Resolution and purification of a neurofilament-specific kinase.

Both in vivo and in vitro, neurofilaments (NFs) are among the most highly phosphorylated proteins known. The majority of the NF phosphorylation sites reside on the carboxyl-terminal tails of the proteins. We have isolated and characterized an effector-independent neurofilament-specific protein kinase from bovine spinal cord that is associated with the NF complex and exhibits a marked substrate specificity for NF-H, the largest subunit of the NF triplet.
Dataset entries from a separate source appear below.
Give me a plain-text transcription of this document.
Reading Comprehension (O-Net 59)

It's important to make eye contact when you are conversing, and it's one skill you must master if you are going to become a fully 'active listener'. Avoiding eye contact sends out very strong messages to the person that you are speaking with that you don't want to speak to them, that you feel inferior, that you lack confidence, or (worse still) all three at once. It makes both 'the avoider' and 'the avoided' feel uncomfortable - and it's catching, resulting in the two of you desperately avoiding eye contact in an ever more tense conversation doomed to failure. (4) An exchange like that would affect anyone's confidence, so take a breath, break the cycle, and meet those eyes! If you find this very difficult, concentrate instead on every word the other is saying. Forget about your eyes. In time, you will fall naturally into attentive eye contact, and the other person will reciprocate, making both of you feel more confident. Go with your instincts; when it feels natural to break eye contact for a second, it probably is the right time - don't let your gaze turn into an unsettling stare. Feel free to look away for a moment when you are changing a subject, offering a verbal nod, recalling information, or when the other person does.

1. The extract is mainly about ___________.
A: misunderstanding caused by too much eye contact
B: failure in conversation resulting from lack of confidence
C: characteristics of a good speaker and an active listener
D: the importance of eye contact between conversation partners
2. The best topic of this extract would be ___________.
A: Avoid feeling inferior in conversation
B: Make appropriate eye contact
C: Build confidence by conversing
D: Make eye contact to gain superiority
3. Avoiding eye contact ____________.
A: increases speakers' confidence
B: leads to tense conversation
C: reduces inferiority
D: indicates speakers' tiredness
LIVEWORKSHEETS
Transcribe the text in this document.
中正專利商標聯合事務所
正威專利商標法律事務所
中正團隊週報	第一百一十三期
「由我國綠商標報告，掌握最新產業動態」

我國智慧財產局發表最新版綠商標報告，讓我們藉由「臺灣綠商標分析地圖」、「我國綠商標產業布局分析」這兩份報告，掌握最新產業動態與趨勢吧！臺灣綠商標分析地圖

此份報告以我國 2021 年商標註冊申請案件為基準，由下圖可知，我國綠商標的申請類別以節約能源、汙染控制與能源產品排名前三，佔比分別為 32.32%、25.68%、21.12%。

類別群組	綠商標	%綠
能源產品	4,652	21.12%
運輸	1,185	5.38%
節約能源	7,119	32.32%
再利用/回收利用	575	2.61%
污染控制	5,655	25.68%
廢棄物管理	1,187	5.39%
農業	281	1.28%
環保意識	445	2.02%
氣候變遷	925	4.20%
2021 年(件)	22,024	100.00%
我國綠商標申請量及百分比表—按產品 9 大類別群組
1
This kinase activity emerges from a NF-conjugated affinity column coincident with a 67-kDa doublet on NaDodSO4/polyacrylamide gels and has a purity of greater than 90%. The purified enzyme exclusively phosphorylates NF-H tails and is dependent on prior phosphorylation of this molecule. The enzyme is also not autophosphorylated. While the molecular properties and substrate specificities of the NF kinase distinguish it from cAMP-dependent protein kinase, protein kinase C, Ca2+/calmodulin kinase, and casein kinases I and II, it exhibits certain properties similar to, but different from, the growth-associated histone H1 kinase. The molecular properties and specific sequence requirements of the NF kinase suggest that this enzyme could play a pivotal role in the phosphorylation of NFs in normal and pathological states such as Alzheimer disease, where NFs are hyperphosphorylated.